When Learning Stops
Groups devoted to learning must take steps to avoid stagnation.
Learning rarely follows a linear, upward progression. People forget what they once knew; institutional memory fades; obstacles of all kinds block individuals and groups from making progress. Sometimes an initially successful program or approach stops delivering results. When that occurs in a business setting, managers are bound to ask, What happens when the learning stops? This question was posed by Ian Stuart, an associate professor of supply chain and quality management at the University of Victoria, British Columbia, and Paul Deckert, a manufacturing and logistics manager at Rockwell Automation Inc., Ontario, Canada, in a recent paper of that title.
The authors were following up on research they discussed in an article published in the summer 1998 issue of Sloan Management Review, “A Leveraged Learning Network” (written with co-authors David McCutcheon and Richard Kunst).
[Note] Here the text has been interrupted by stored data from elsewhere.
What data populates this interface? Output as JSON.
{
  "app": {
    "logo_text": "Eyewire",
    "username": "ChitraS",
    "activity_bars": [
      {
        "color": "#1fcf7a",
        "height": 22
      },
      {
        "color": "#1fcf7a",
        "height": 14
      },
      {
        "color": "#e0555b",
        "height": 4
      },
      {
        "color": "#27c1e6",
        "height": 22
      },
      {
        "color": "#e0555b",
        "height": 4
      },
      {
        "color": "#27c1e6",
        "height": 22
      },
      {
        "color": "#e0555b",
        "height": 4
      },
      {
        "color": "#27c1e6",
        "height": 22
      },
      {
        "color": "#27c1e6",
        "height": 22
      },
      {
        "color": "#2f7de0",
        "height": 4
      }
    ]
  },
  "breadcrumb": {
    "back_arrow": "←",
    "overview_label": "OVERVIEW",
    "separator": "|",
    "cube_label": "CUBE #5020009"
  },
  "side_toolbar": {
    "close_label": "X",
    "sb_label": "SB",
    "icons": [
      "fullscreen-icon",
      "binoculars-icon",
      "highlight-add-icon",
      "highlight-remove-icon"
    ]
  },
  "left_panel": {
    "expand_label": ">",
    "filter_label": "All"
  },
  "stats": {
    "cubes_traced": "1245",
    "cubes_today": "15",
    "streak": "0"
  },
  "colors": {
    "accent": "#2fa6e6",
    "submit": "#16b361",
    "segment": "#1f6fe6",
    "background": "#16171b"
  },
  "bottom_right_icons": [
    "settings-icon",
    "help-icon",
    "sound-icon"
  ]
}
In it, they wrote about Allen-Bradley Canada, a manufacturer of electric control panels also based in Cambridge, Ontario, and part of Rockwell Automation. In 1990, Allen-Bradley faced severe resource constraints, an increasingly competitive marketplace and a product line perceived by customers as overpriced and supported by weak customer service. Some companies in those circumstances would pressure their suppliers and distributors, the authors note, but Allen-Bradley did not have the clout to force price reductions or service improvements. Instead, it allied with a small group of its key suppliers in a “leveraged learning network.” The members’ goal was to bring their manufacturing operations collectively up to world-class standards. The High Performance Manufacturing Consortium, as it came to be known, would focus on improving its members’ performance in such areas as number of product rejects, percentage of on-time deliveries and amount of unscheduled downtime.
The consortium’s principal organizing mechanism was its special interest groups. Members of a group would support a particular management theme (such as team-based problem solving), gain and share concept knowledge, and then customize and apply the concept in their own manufacturing plants. These organized opportunities to learn from one another were critical to the consortium’s cohesion. And over a six-year period (1992–1997), the results were impressive. The data analyzed in a detailed scorecard indicated that the consortium’s 12 companies went from an average of about 25% in meeting world-class standards to about 70%.
But could such progress be sustained? Stuart and Deckert reviewed detailed performance data, conducted one-on-one interviews and attended quarterly meetings of the consortium in order to find out.